In fact, the two hotels will share a hotelier, Jeffrey Trigger, founder and president of La Corsha Hospitality.
“Randy was a game-changer,” Fairchild said. “He helped get the community buy-in on the bigger vision. Not just the restoration of a 90-year-old building in the center of town, but it was his vision of a greater possibility for the entire area.”
Moving back
After graduating from Villanova University last year, Remy Fairchild joined her dad’s team at the Baker, where she manages the hotel’s thriving social media accounts.
This fall, she convinced the team that the Baker needs a Tik Tok account.
On the account with nearly 50,000 followers, Fairchild documents the restoration and answers questions from those following the project.

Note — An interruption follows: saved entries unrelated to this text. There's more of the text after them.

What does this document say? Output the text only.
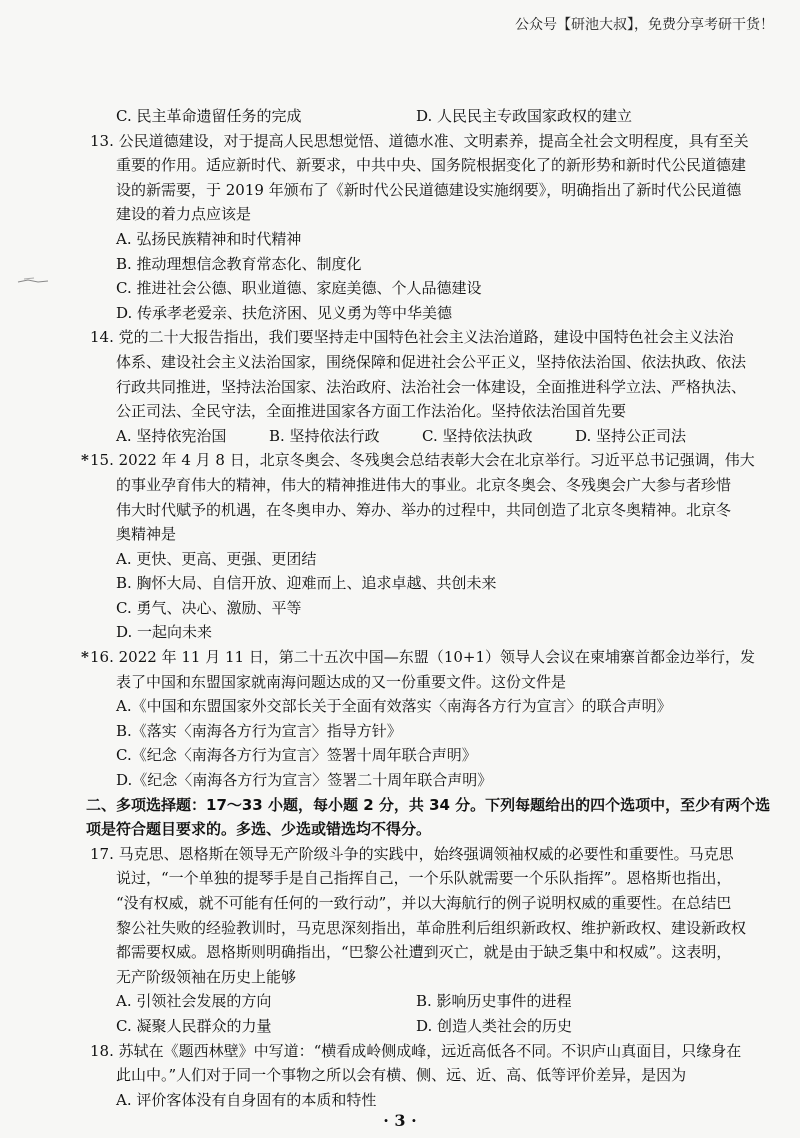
公众号【研池大叔】，免费分享考研干货！
C. 民主革命遗留任务的完成	D. 人民民主专政国家政权的建立
13. 公民道德建设，对于提高人民思想觉悟、道德水准、文明素养，提高全社会文明程度，具有至关
重要的作用。适应新时代、新要求，中共中央、国务院根据变化了的新形势和新时代公民道德建
设的新需要，于 2019 年颁布了《新时代公民道德建设实施纲要》，明确指出了新时代公民道德
建设的着力点应该是
A. 弘扬民族精神和时代精神
B. 推动理想信念教育常态化、制度化
C. 推进社会公德、职业道德、家庭美德、个人品德建设
D. 传承孝老爱亲、扶危济困、见义勇为等中华美德
14. 党的二十大报告指出，我们要坚持走中国特色社会主义法治道路，建设中国特色社会主义法治
体系、建设社会主义法治国家，围绕保障和促进社会公平正义，坚持依法治国、依法执政、依法
行政共同推进，坚持法治国家、法治政府、法治社会一体建设，全面推进科学立法、严格执法、
公正司法、全民守法，全面推进国家各方面工作法治化。坚持依法治国首先要
A. 坚持依宪治国	B. 坚持依法行政	C. 坚持依法执政	D. 坚持公正司法
* 15. 2022 年 4 月 8 日，北京冬奥会、冬残奥会总结表彰大会在北京举行。习近平总书记强调，伟大
的事业孕育伟大的精神，伟大的精神推进伟大的事业。北京冬奥会、冬残奥会广大参与者珍惜
伟大时代赋予的机遇，在冬奥申办、筹办、举办的过程中，共同创造了北京冬奥精神。北京冬
奥精神是
A. 更快、更高、更强、更团结
B. 胸怀大局、自信开放、迎难而上、追求卓越、共创未来
C. 勇气、决心、激励、平等
D. 一起向未来
* 16. 2022 年 11 月 11 日，第二十五次中国—东盟（10+1）领导人会议在柬埔寨首都金边举行，发
表了中国和东盟国家就南海问题达成的又一份重要文件。这份文件是
A.《中国和东盟国家外交部长关于全面有效落实〈南海各方行为宣言〉的联合声明》
B.《落实〈南海各方行为宣言〉指导方针》
C.《纪念〈南海各方行为宣言〉签署十周年联合声明》
D.《纪念〈南海各方行为宣言〉签署二十周年联合声明》
二、多项选择题：17～33 小题，每小题 2 分，共 34 分。下列每题给出的四个选项中，至少有两个选
项是符合题目要求的。多选、少选或错选均不得分。
17. 马克思、恩格斯在领导无产阶级斗争的实践中，始终强调领袖权威的必要性和重要性。马克思
说过，“一个单独的提琴手是自己指挥自己，一个乐队就需要一个乐队指挥”。恩格斯也指出，
“没有权威，就不可能有任何的一致行动”，并以大海航行的例子说明权威的重要性。在总结巴
黎公社失败的经验教训时，马克思深刻指出，革命胜利后组织新政权、维护新政权、建设新政权
都需要权威。恩格斯则明确指出，“巴黎公社遭到灭亡，就是由于缺乏集中和权威”。这表明，
无产阶级领袖在历史上能够
A. 引领社会发展的方向	B. 影响历史事件的进程
C. 凝聚人民群众的力量	D. 创造人类社会的历史
18. 苏轼在《题西林壁》中写道：“横看成岭侧成峰，远近高低各不同。不识庐山真面目，只缘身在
此山中。”人们对于同一个事物之所以会有横、侧、远、近、高、低等评价差异，是因为
A. 评价客体没有自身固有的本质和特性
· 3 ·
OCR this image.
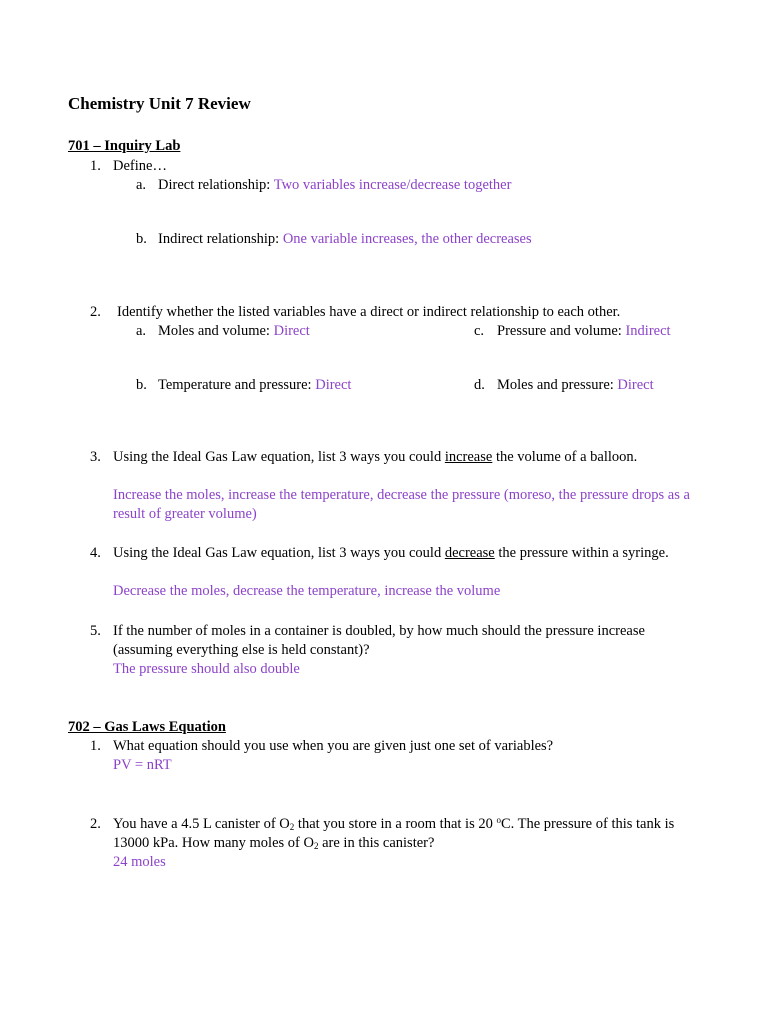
Chemistry Unit 7 Review
701 – Inquiry Lab
1. Define…
a. Direct relationship: Two variables increase/decrease together
b. Indirect relationship: One variable increases, the other decreases
2. Identify whether the listed variables have a direct or indirect relationship to each other.
a. Moles and volume: Direct	c. Pressure and volume: Indirect
b. Temperature and pressure: Direct	d. Moles and pressure: Direct
3. Using the Ideal Gas Law equation, list 3 ways you could increase the volume of a balloon.
Increase the moles, increase the temperature, decrease the pressure (moreso, the pressure drops as a result of greater volume)
4. Using the Ideal Gas Law equation, list 3 ways you could decrease the pressure within a syringe.
Decrease the moles, decrease the temperature, increase the volume
5. If the number of moles in a container is doubled, by how much should the pressure increase (assuming everything else is held constant)?
The pressure should also double
702 – Gas Laws Equation
1. What equation should you use when you are given just one set of variables?
PV = nRT
2. You have a 4.5 L canister of $O_2$ that you store in a room that is 20 $^o$C. The pressure of this tank is 13000 kPa. How many moles of $O_2$ are in this canister?
24 moles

Against the tide of young people who’ve fled Mineral Wells, she recently purchased a fixer-upper in town.
“Every day it seems to be different,” she said. “I’ll come down and there’d be an old abandoned building with gift-wrapped presents on the windows, just people are starting to take those little steps and taking more pride … Every single day, there’s just a little something different. And just to be there every day and see it evolve is really special.”
Late last year, Diane Nix Kessler, president of DMK Properties, announced Mineral Wells’ first planned housing development, “The Wells,” which will bring 486 homes to the area.
Sustaining community excitement for things like housing and infrastructure seems banal in comparison to a project like the Baker restoration, but “housing has been such a need that it is sexy,” Johnson said.
In a down-on-its-luck town, getting community buy-in can be challenging when it has operated from a position of scarcity for decades.
The mayor reminds constituents, “We’re making the pie bigger, not fighting over slices of pie.” In this way, changing Mineral Wells is like “turning a cargo ship.”